Es gibt Läden, in die man geht, weil man etwas braucht. Und es gibt Orte wie Manufactum Brot & Butter, in denen man Lebensmitteln Aufmerksamkeit schenkt.
Das Konzept in Waltrop wirkt auf den ersten Blick fast unspektakulär: Brot, Käse, Wurst, Kaffee, ausgewählte haltbare Waren wie Öle, Salze, Gewürze. Und genau darin liegt der Reiz.

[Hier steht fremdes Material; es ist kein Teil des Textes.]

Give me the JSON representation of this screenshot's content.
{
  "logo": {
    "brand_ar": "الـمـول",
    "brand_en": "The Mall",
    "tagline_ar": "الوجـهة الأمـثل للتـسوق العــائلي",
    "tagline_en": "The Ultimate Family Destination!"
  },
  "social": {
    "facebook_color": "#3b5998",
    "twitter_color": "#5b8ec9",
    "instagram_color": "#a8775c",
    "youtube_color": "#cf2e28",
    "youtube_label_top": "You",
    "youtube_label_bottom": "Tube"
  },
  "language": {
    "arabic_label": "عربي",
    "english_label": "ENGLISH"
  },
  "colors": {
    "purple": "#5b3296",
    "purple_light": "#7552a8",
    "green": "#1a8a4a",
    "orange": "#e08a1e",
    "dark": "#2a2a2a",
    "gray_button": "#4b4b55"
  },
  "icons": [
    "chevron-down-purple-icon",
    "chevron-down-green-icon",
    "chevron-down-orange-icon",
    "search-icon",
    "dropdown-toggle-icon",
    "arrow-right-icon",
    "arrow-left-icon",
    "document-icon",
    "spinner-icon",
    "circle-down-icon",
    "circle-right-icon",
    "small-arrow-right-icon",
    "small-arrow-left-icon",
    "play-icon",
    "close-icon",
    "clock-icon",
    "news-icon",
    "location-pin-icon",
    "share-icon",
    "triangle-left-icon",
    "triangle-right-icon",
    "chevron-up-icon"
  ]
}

Hier geht es nicht um den nächsten Food-Trend und nicht um Produkte, die mehr versprechen, als sie halten können. „Wir sind nicht auf der Suche nach fancy Produkten oder ausgefallenen Delikatessen“, sagt Lex Jansen, Head of Brot & Butter. „Wir wollen ehrliche, gute Lebensmittel anbieten.“
Denn Qualität beginnt hier lange vor dem ersten Bissen. Man kennt die Produzenten, besucht die Höfe und Manufakturen, weiß, wie gearbeitet wird. „Nicht jedes Produkt muss zwingend Bio sein, entscheidend ist vielmehr die Qualität der Herstellung, oft in kleinen familiären Betrieben, deren Arbeitsweise wir kennen“, so Jansen. Das Motto ist eben Transparenz und ein bewusster Gegenentwurf zum schnellen Wegwerf-Konsum.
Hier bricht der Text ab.